L’immunità contro l’infezione, cioè quella che riduce altamente il rischio di ammalarsi in prima istanza, tende invece a diminuire nel corso del tempo come inevitabilmente avviene con molte altre malattie. Questa riduzione combinata alle numerose mutazioni di omicron fa sì che ci siano maggiori rischi non solo di subire l’infezione, ma anche che questa riguardi persone che si erano già contagiate con le versioni precedenti del coronavirus.

Un’analisi svolta dall’Imperial College di Londra ha per esempio segnalato che la probabilità per i guariti di subire un’infezione da omicron è cinque volte più alta rispetto a quella comportata dalla variante delta. Altri studi condotti in Sudafrica hanno evidenziato una situazione simile, segnalando come chi aveva subìto il contagio durante la prima ondata ha un rischio di infettarsi con la omicron di poco inferiore rispetto a chi non ha mai contratto il coronavirus.

Richiamo
La somministrazione di una dose di richiamo (la seconda dose per chi si era vaccinato con Johnson & Johnson, la terza per gli altri) sembra migliorare sensibilmente le cose, specialmente nel caso dei vaccini a base di mRNA, ormai i più utilizzati in Italia e in diversi altri paesi occidentali. La dose di rinforzo induce una nuova moltiplicazione delle cellule immunitarie, che a loro volta producono nuovamente anticorpi, da subito disponibili per contrastare una nuova infezione. Gli anticorpi nel corso del tempo tendono nuovamente a svanire, ma il processo fa sì che alla fine rimanga una quantità maggiore di cellule immunitarie, che potranno offrire una risposta più immediata ed efficace nel caso di una nuova infezione.

Attraverso il sistema linfatico, l’autostrada del nostro sistema immunitario, alcune di queste cellule raggiungono i linfonodi, dove attraverso mutazioni diventano via via più abili nel produrre anticorpi altamente specifici contro la minaccia che hanno incontrato.

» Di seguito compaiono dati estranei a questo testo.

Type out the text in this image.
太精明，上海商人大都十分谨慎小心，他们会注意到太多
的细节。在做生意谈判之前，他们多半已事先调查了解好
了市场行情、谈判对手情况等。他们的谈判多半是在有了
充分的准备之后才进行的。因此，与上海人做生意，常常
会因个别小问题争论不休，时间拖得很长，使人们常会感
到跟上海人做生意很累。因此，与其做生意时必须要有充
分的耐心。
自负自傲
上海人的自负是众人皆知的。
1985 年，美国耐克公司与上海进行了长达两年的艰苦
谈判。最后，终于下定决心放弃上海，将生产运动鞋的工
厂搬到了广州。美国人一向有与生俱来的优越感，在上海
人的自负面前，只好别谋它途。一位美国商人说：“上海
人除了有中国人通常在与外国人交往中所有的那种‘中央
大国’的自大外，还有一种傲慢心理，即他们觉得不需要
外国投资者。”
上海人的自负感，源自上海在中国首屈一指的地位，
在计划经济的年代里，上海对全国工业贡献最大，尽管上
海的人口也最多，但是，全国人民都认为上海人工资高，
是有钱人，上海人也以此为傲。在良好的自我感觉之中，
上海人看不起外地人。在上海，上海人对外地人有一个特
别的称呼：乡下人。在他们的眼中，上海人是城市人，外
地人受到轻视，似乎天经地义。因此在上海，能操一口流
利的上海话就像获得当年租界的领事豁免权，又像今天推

Questo processo (“maturazione dell’affinità”) è alla base della costruzione di una migliore protezione contro le malattie. In natura avviene con la ripetuta esposizione ai patogeni (quasi sempre ammalandosi), mentre con i vaccini tramite la somministrazione di dosi aggiuntive quando necessario. Questo effetto di rinforzo viene in parte raggiunto con la seconda dose dei vaccini contro il coronavirus, ma già prima dell’emersione di omicron si era iniziato a constatare che due somministrazioni non fossero sempre sufficienti per stimolare la massima produzione possibile di nuove cellule immunitarie.

Studi condotti in laboratorio nelle ultime settimane hanno rilevato un aumento significativo di anticorpi neutralizzanti dopo la dose di richiamo, tale da essere considerato adeguato per contrastare un’eventuale infezione da omicron. I primi dati raccolti da Moderna, uno dei principali produttori di vaccini a mRNA contro il coronavirus, indicano che la somministrazione di una dose aggiuntiva dopo quelle del primo ciclo vaccinale fa aumentare sensibilmente il livello di anticorpi e offre una migliore protezione contro le forme gravi della malattia.

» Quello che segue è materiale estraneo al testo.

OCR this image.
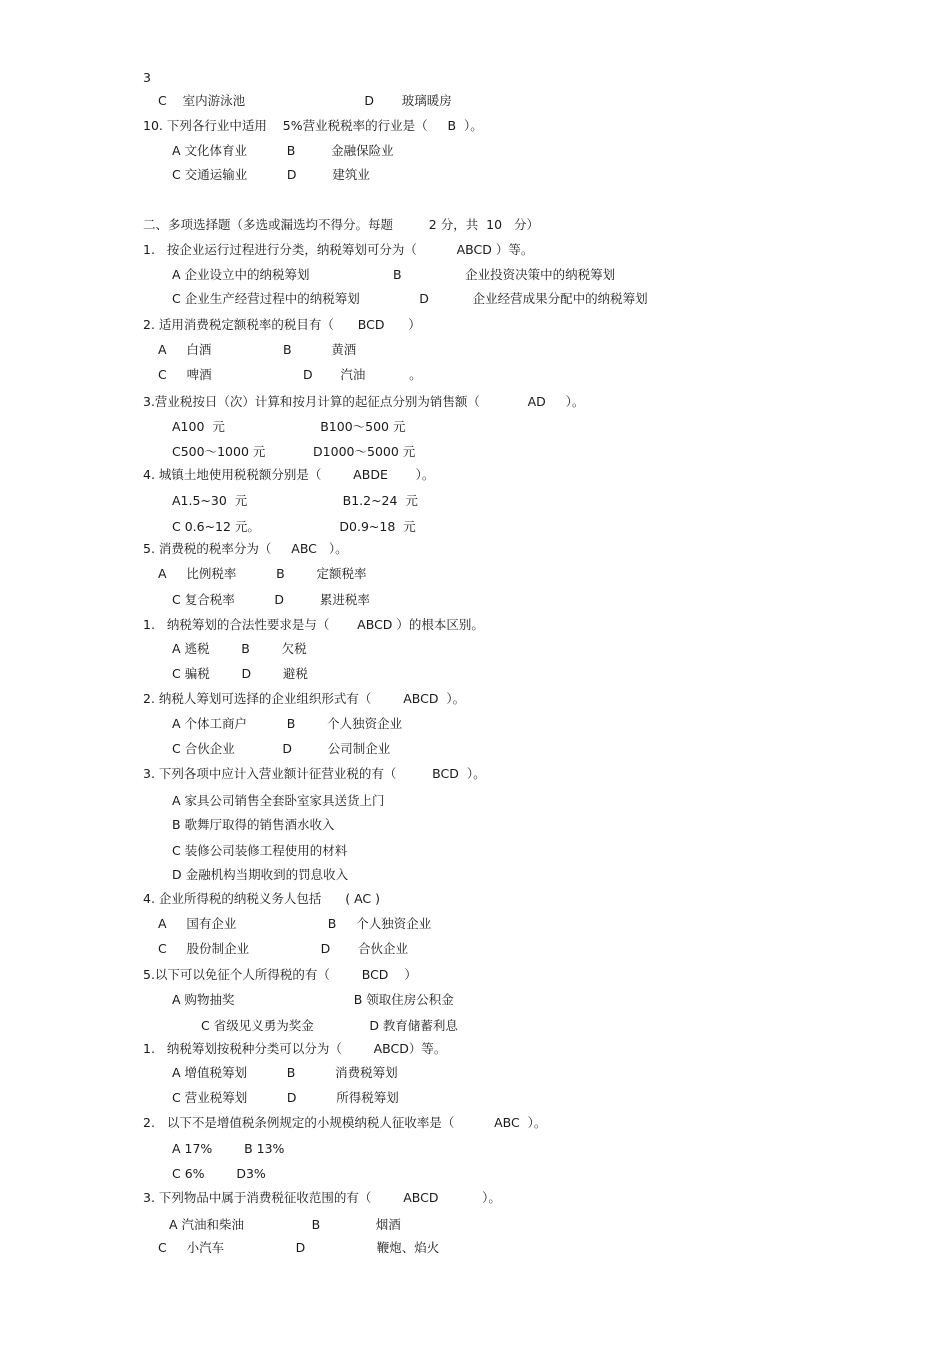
3
C    室内游泳池                              D       玻璃暖房
10. 下列各行业中适用    5%营业税税率的行业是（     B  ）。
A 文化体育业          B         金融保险业
C 交通运输业          D         建筑业
二、多项选择题（多选或漏选均不得分。每题         2 分，共  10   分）
1.   按企业运行过程进行分类，纳税筹划可分为（          ABCD ）等。
A 企业设立中的纳税筹划                     B                企业投资决策中的纳税筹划
C 企业生产经营过程中的纳税筹划               D           企业经营成果分配中的纳税筹划
2. 适用消费税定额税率的税目有（      BCD      ）
A     白酒                  B          黄酒
C     啤酒                       D       汽油           。
3.营业税按日（次）计算和按月计算的起征点分别为销售额（            AD     ）。
A100  元                        B100～500 元
C500～1000 元            D1000～5000 元
4. 城镇土地使用税税额分别是（        ABDE       ）。
A1.5~30  元                        B1.2~24  元
C 0.6~12 元。                    D0.9~18  元
5. 消费税的税率分为（     ABC   ）。
A     比例税率          B        定额税率
C 复合税率          D         累进税率
1.   纳税筹划的合法性要求是与（       ABCD ）的根本区别。
A 逃税        B        欠税
C 骗税        D        避税
2. 纳税人筹划可选择的企业组织形式有（        ABCD  ）。
A 个体工商户          B        个人独资企业
C 合伙企业            D         公司制企业
3. 下列各项中应计入营业额计征营业税的有（         BCD  ）。
A 家具公司销售全套卧室家具送货上门
B 歌舞厅取得的销售酒水收入
C 装修公司装修工程使用的材料
D 金融机构当期收到的罚息收入
4. 企业所得税的纳税义务人包括      ( AC )
A     国有企业                       B     个人独资企业
C     股份制企业                  D       合伙企业
5.以下可以免征个人所得税的有（        BCD    ）
A 购物抽奖                              B 领取住房公积金
C 省级见义勇为奖金              D 教育储蓄利息
1.   纳税筹划按税种分类可以分为（        ABCD）等。
A 增值税筹划          B          消费税筹划
C 营业税筹划          D          所得税筹划
2.   以下不是增值税条例规定的小规模纳税人征收率是（          ABC  ）。
A 17%        B 13%
C 6%        D3%
3. 下列物品中属于消费税征收范围的有（        ABCD           ）。
A 汽油和柴油                 B              烟酒
C     小汽车                  D                  鞭炮、焰火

I dati sugli effetti dei richiami non sono ancora molto solidi, sia perché la quantità di persone con terza dose è ancora ridotta in molti paesi, sia perché devono essere considerate molte altre variabili sull’andamento della pandemia nei diversi paesi. Vista comunque la velocità con cui si sta diffondendo omicron, molti governi hanno scelto di accelerare il più possibile la somministrazione dei richiami.